Importance: Molecular subtypes of HPV-associated Head and Neck Squamous Cell Carcinoma (HNSCC), named IMU (immune strong) and KRT (highly keratinized), are well-recognized and have been shown to have distinct mechanisms of carcinogenesis, clinical outcomes, and potentially differing optimal treatment strategies. Currently, no standardized method exists to subtype a new HPV+ HNSCC tumor. Our paper introduces a machine learning-based classifier and webtool to reliably subtype HPV+ HNSCC tumors using the IMU/KRT paradigm and highlights the importance of subtype in HPV+ HNSCC.

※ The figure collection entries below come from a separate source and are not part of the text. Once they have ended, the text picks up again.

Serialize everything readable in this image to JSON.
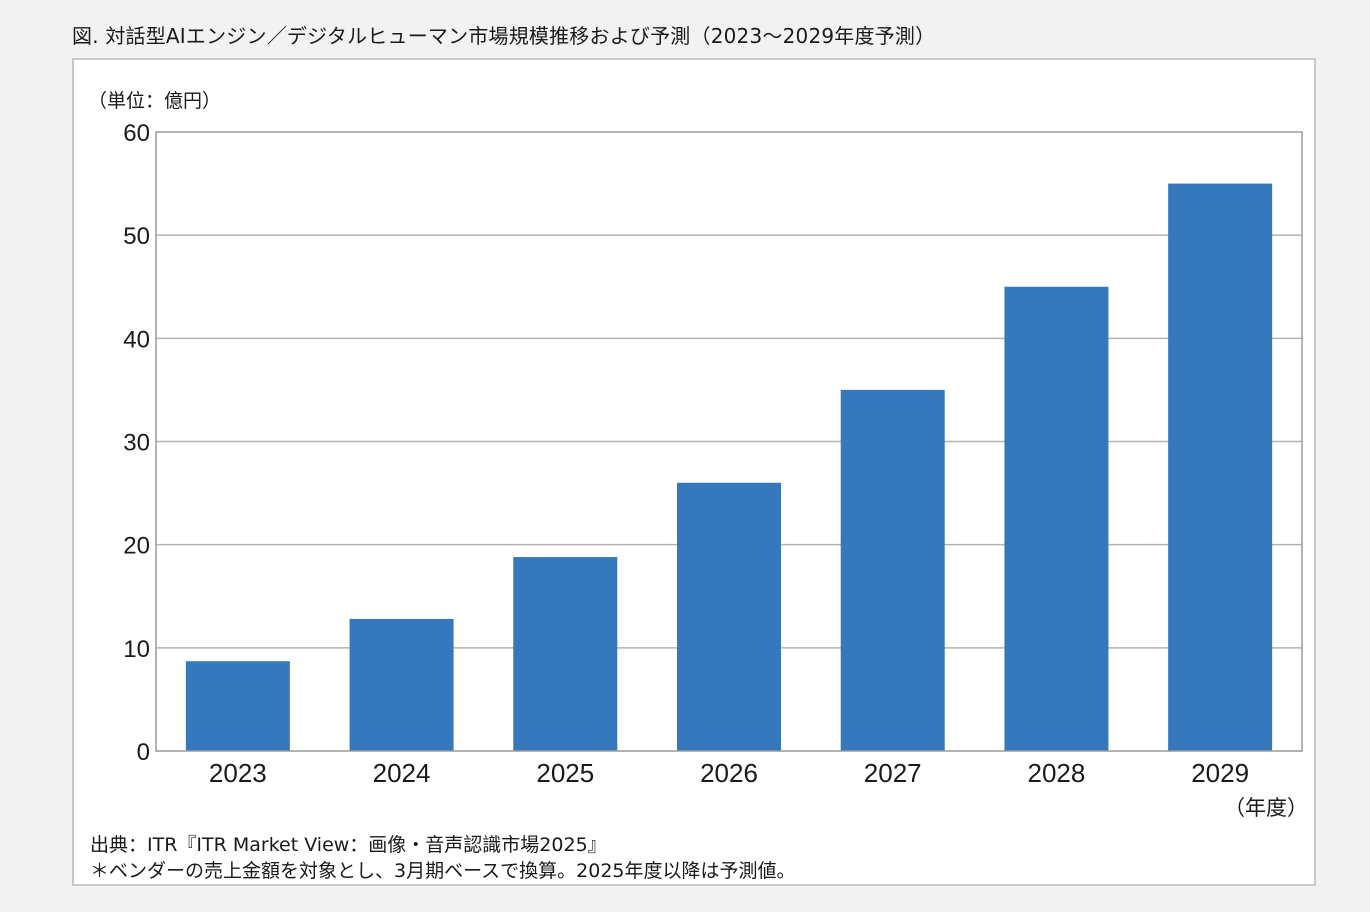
{
  "figure": {
    "title": "図. 対話型AIエンジン／デジタルヒューマン市場規模推移および予測（2023〜2029年度予測）"
  },
  "chart_data": {
    "type": "bar",
    "title": "",
    "unit_label": "（単位：億円）",
    "xlabel": "（年度）",
    "ylabel": "",
    "categories": [
      "2023",
      "2024",
      "2025",
      "2026",
      "2027",
      "2028",
      "2029"
    ],
    "values": [
      8.7,
      12.8,
      18.8,
      26.0,
      35.0,
      45.0,
      55.0
    ],
    "ylim": [
      0,
      60
    ],
    "yticks": [
      0,
      10,
      20,
      30,
      40,
      50,
      60
    ],
    "grid": true,
    "legend": "none",
    "bar_color": "#3578bc"
  },
  "notes": {
    "source": "出典：ITR『ITR Market View：画像・音声認識市場2025』",
    "footnote": "＊ベンダーの売上金額を対象とし、3月期ベースで換算。2025年度以降は予測値。"
  }
}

Objective: To develop a robust, accurate machine learning-based classification tool that standardizes the process of subtyping HPV+ HNSCC, and to investigate the clinical, demographic, and molecular features associated with subtype in a meta-analysis of four patient cohorts.

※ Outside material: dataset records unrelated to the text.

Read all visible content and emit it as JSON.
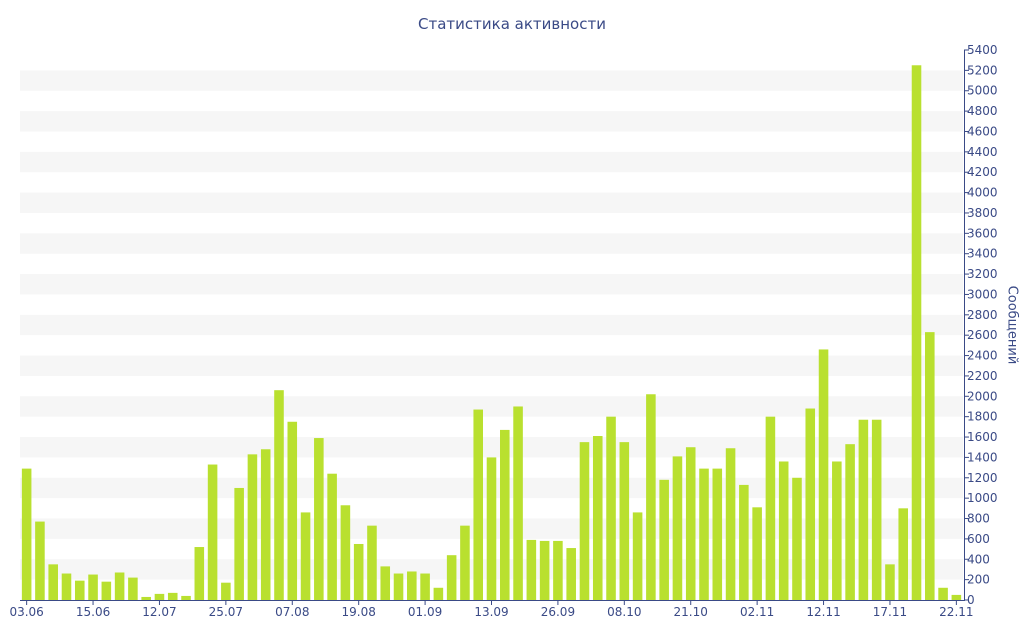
{
  "chart_data": {
    "type": "bar",
    "title": "Статистика активности",
    "xlabel": "",
    "ylabel": "Сообщений",
    "ylim": [
      0,
      5400
    ],
    "y_ticks": [
      0,
      200,
      400,
      600,
      800,
      1000,
      1200,
      1400,
      1600,
      1800,
      2000,
      2200,
      2400,
      2600,
      2800,
      3000,
      3200,
      3400,
      3600,
      3800,
      4000,
      4200,
      4400,
      4600,
      4800,
      5000,
      5200,
      5400
    ],
    "x_tick_labels": [
      {
        "label": "03.06",
        "index": 0
      },
      {
        "label": "15.06",
        "index": 5
      },
      {
        "label": "12.07",
        "index": 10
      },
      {
        "label": "25.07",
        "index": 15
      },
      {
        "label": "07.08",
        "index": 20
      },
      {
        "label": "19.08",
        "index": 25
      },
      {
        "label": "01.09",
        "index": 30
      },
      {
        "label": "13.09",
        "index": 35
      },
      {
        "label": "26.09",
        "index": 40
      },
      {
        "label": "08.10",
        "index": 45
      },
      {
        "label": "21.10",
        "index": 50
      },
      {
        "label": "02.11",
        "index": 55
      },
      {
        "label": "12.11",
        "index": 60
      },
      {
        "label": "17.11",
        "index": 65
      },
      {
        "label": "22.11",
        "index": 70
      }
    ],
    "values": [
      1290,
      770,
      350,
      260,
      190,
      250,
      180,
      270,
      220,
      30,
      60,
      70,
      40,
      520,
      1330,
      170,
      1100,
      1430,
      1480,
      2060,
      1750,
      860,
      1590,
      1240,
      930,
      550,
      730,
      330,
      260,
      280,
      260,
      120,
      440,
      730,
      1870,
      1400,
      1670,
      1900,
      590,
      580,
      580,
      510,
      1550,
      1610,
      1800,
      1550,
      860,
      2020,
      1180,
      1410,
      1500,
      1290,
      1290,
      1490,
      1130,
      910,
      1800,
      1360,
      1200,
      1880,
      2460,
      1360,
      1530,
      1770,
      1770,
      350,
      900,
      5250,
      2630,
      120,
      50
    ],
    "bar_color": "#b9e02f",
    "band_color": "#f6f6f6",
    "axis_color": "#3a4a86",
    "grid": true
  }
}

Data sources: We conducted RNA-seq on 67 HNSCC FFPE blocks from University of Michigan hospital. Combining this with three publicly available datasets, we utilized a total of 229 HPV+ HNSCC RNA-seq samples. All participants were HPV+ according to RNA expression. An ensemble machine learning approach with five algorithms and three different input training gene sets were developed, with final subtype determined by majority vote. Several additional steps were taken to ensure rigor and reproducibility throughout.
Study selection: The classifier was trained and tested using 84 subtype-labeled HPV+ RNA-seq samples from two cohorts: University of Michigan (UM; n=18) and TCGA-HNC (n=66). The classifier robustness was validated with two independent cohorts: 83 samples from the HPV Virome Consortium and 62 additional samples from UM. We revealed 24 of 39 tested clinicodemographic and molecular variables significantly associated with subtype.
Results: The classifier achieved 100% accuracy in the test set. Validation on two additional cohorts demonstrated successful separation by known features of the subtypes. Investigating the relationship between subtype and 39 molecular and clinicodemographic variables revealed IMU is associated with epithelial-mesenchymal transition (p=2.25×10-4), various immune cell types, and lower radiation resistance (p=0.0050), while KRT is more highly keratinized (p=2.53×10-8), and more likely female than IMU (p=0.0082).
Conclusions and relevance: This study provides a reliable classifier for subtyping HPV+ HNSCC tumors as either IMU or KRT based on bulk RNA-seq data, and additionally, improves our understanding of the HPV+ HNSCC subtypes.